Bei den Kantonen wird sich vor allem die Frage stellen, wie sie die Abzüge und den Steuertarif gestalten wollen, sprich: ob die Umstellung haushaltsneutral erfolgen soll. Der Bundesrat geht davon aus, dass die Einführung der Individualbesteuerung beim Bund zu Mindereinnahmen von rund einer Milliarde Franken jährlich führen wird. Die Kantone sind frei, wie sie das handhaben wollen. «Je nach Ausgestaltung des Tarifs und der Höhe der Abzüge wären auch Minder- oder Mehreinnahmen möglich – das ist eine politische Frage», sagt Lüthi.
Neue Ungleichheiten
Kritiker bemängeln, dass die Individualbesteuerung neue Ungleichheiten schaffe, indem Doppelverdiener entlastet und Einverdienerpaare stärker belastet würden. So können beispielsweise bei den Doppelverdienern beide Gatten je den halben Kinderabzug geltend machen, die traditionellen Ehepaare hingegen nicht. Denn eine Mutter, die sich um die Kinder kümmert, erzielt kein Erwerbseinkommen, also nützt ihr der halbe Kinderabzug nichts.

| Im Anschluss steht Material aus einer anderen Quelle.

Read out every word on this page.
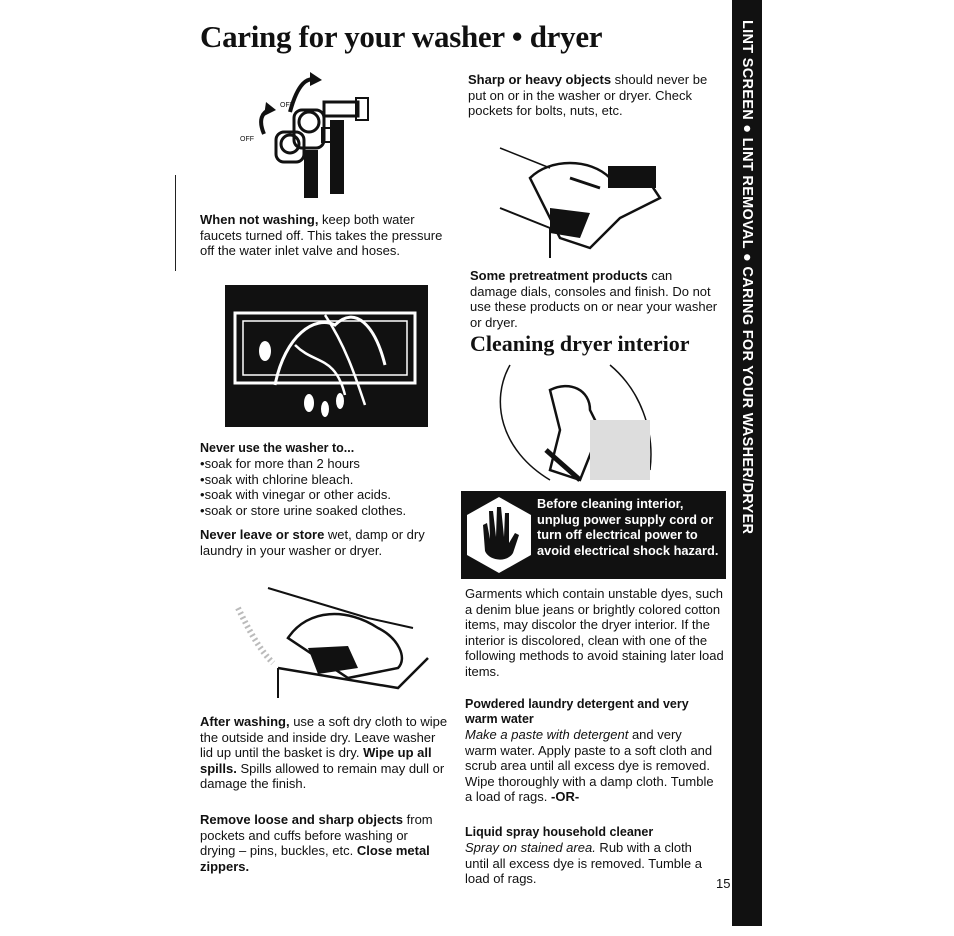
Caring for your washer • dryer	LINT SCREEN ● LINT REMOVAL ● CARING FOR YOUR WASHER/DRYER
OFF
OFF

When not washing, keep both water faucets turned off. This takes the pressure off the water inlet valve and hoses.

Never use the washer to...
• soak for more than 2 hours
• soak with chlorine bleach.
• soak with vinegar or other acids.
• soak or store urine soaked clothes.

Never leave or store wet, damp or dry laundry in your washer or dryer.

After washing, use a soft dry cloth to wipe the outside and inside dry. Leave washer lid up until the basket is dry. Wipe up all spills. Spills allowed to remain may dull or damage the finish.

Remove loose and sharp objects from pockets and cuffs before washing or drying – pins, buckles, etc. Close metal zippers.

Sharp or heavy objects should never be put on or in the washer or dryer. Check pockets for bolts, nuts, etc.

Some pretreatment products can damage dials, consoles and finish. Do not use these products on or near your washer or dryer.

Cleaning dryer interior
Before cleaning interior, unplug power supply cord or turn off electrical power to avoid electrical shock hazard.

Garments which contain unstable dyes, such a denim blue jeans or brightly colored cotton items, may discolor the dryer interior. If the interior is discolored, clean with one of the following methods to avoid staining later load items.

Powdered laundry detergent and very warm water

Make a paste with detergent and very warm water. Apply paste to a soft cloth and scrub area until all excess dye is removed. Wipe thoroughly with a damp cloth. Tumble a load of rags. -OR-

Liquid spray household cleaner

Spray on stained area. Rub with a cloth until all excess dye is removed. Tumble a load of rags.	15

In einem progressiven Steuersystem könne man nicht alle Ungleichheiten lösen, diese jedoch entschärfen, sagt Caroline Lüthi. Sie weist darauf hin, dass der Bundesrat den Kinderabzug von heute 6700 auf 12 000 Franken erhöhen will – dies wirke der Mehrbelastung entgegen, die für Ehepaare mit ungleicher Einkommensverteilung entstehe. Die bundesrätliche Vorlage beseitige auch Ungleichheiten, indem der Unterstützungsabzug, der bislang Konkubinatspaaren vorbehalten war, neu auch Ehepaaren zustehen würde, wenn einer der beiden Ehegatten erwerbsunfähig oder beschränkt erwerbsfähig sei.

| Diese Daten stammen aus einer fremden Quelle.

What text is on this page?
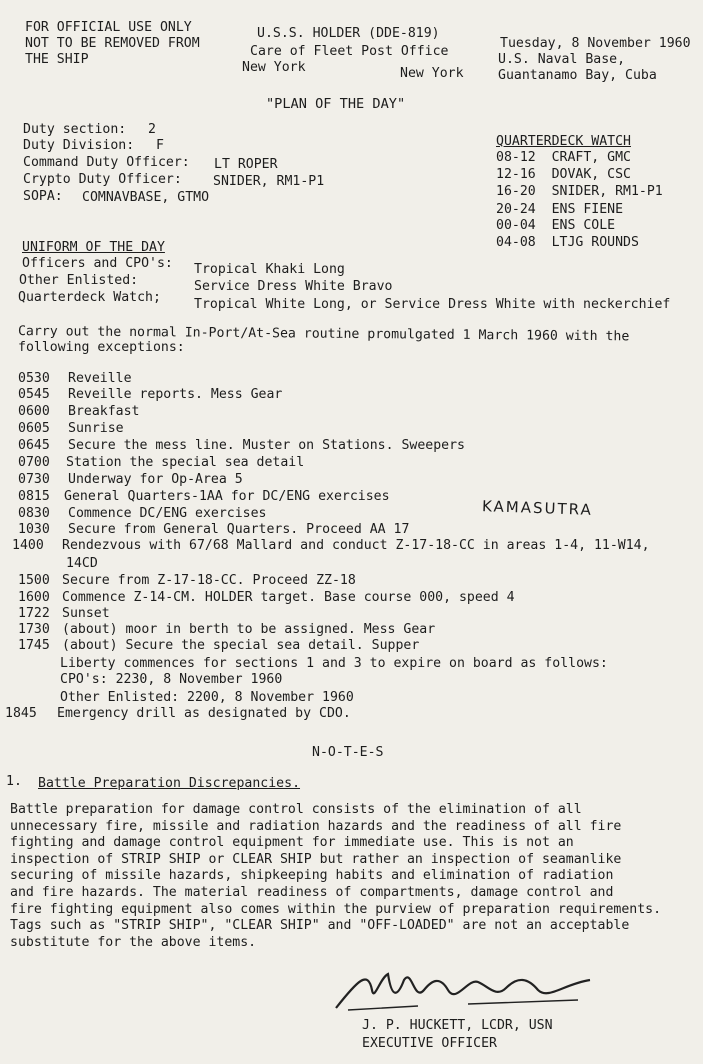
FOR OFFICIAL USE ONLY
NOT TO BE REMOVED FROM
THE SHIP
U.S.S. HOLDER (DDE-819)
Care of Fleet Post Office
New York	New York
Tuesday, 8 November 1960
U.S. Naval Base,
Guantanamo Bay, Cuba
"PLAN OF THE DAY"
Duty section: 2
Duty Division: F
Command Duty Officer: LT ROPER
Crypto Duty Officer: SNIDER, RM1-P1
SOPA: COMNAVBASE, GTMO
QUARTERDECK WATCH
08-12 CRAFT, GMC
12-16 DOVAK, CSC
16-20 SNIDER, RM1-P1
20-24 ENS FIENE
00-04 ENS COLE
04-08 LTJG ROUNDS
UNIFORM OF THE DAY
Officers and CPO's: Tropical Khaki Long
Other Enlisted:	Service Dress White Bravo
Quarterdeck Watch;	Tropical White Long, or Service Dress White with neckerchief
Carry out the normal In-Port/At-Sea routine promulgated 1 March 1960 with the
following exceptions:
0530 Reveille
0545 Reveille reports. Mess Gear
0600 Breakfast
0605 Sunrise
0645 Secure the mess line. Muster on Stations. Sweepers
0700 Station the special sea detail
0730 Underway for Op-Area 5
0815 General Quarters-1AA for DC/ENG exercises
0830 Commence DC/ENG exercises
1030 Secure from General Quarters. Proceed AA 17
1400 Rendezvous with 67/68 Mallard and conduct Z-17-18-CC in areas 1-4, 11-W14,
14CD
1500 Secure from Z-17-18-CC. Proceed ZZ-18
1600 Commence Z-14-CM. HOLDER target. Base course 000, speed 4
1722 Sunset
1730 (about) moor in berth to be assigned. Mess Gear
1745 (about) Secure the special sea detail. Supper
Liberty commences for sections 1 and 3 to expire on board as follows:
CPO's: 2230, 8 November 1960
Other Enlisted: 2200, 8 November 1960
1845 Emergency drill as designated by CDO.
KAMASUTRA
N-O-T-E-S
1. Battle Preparation Discrepancies.
Battle preparation for damage control consists of the elimination of all
unnecessary fire, missile and radiation hazards and the readiness of all fire
fighting and damage control equipment for immediate use. This is not an
inspection of STRIP SHIP or CLEAR SHIP but rather an inspection of seamanlike
securing of missile hazards, shipkeeping habits and elimination of radiation
and fire hazards. The material readiness of compartments, damage control and
fire fighting equipment also comes within the purview of preparation requirements.
Tags such as "STRIP SHIP", "CLEAR SHIP" and "OFF-LOADED" are not an acceptable
substitute for the above items.
J. P. HUCKETT, LCDR, USN
EXECUTIVE OFFICER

Für Caroline Lüthi sprechen zur Hauptsache zwei Punkte für den Wechsel zur individuellen Veranlagung. Erstens habe sich in den letzten drei, vier Jahrzehnten in gesellschaftlicher Hinsicht sehr viel verändert. Die meisten Paare seien heute Doppelverdiener, in zehn Jahren würden es noch viel mehr sein, «denn auch die Ehepaare mit traditioneller Rollenteilung werden dereinst zu Rentnerpaaren und damit steuerrechtlich zu Zweiverdienern». Und zweitens sei der Zivilstand kein sachgerechtes Kriterium für die Besteuerung. «Die wirtschaftliche Leistungsfähigkeit hängt nicht davon ab, ob jemand verheiratet ist oder nicht.»
Etliche Paare verstehen sich allerdings auch heute noch als Wirtschaftsgemeinschaft, die aus demselben Topf haushalten. Ist die Zeit tatsächlich schon reif für die Individualbesteuerung? «Als Einverdienerpaar durchs Leben zu gehen, das ist ein wunderbares Modell», sagt Caroline Lüthi. «Doch das ändert nichts daran, dass es immer weniger gelebt wird.» Auch sei die Einverdienerehe ein Handicap, wenn die Beziehung in die Brüche gehe. «Vielleicht braucht es auch noch eine gewisse Trauerarbeit – es ist ein Stück Schweiz, von dem wir uns verabschieden.»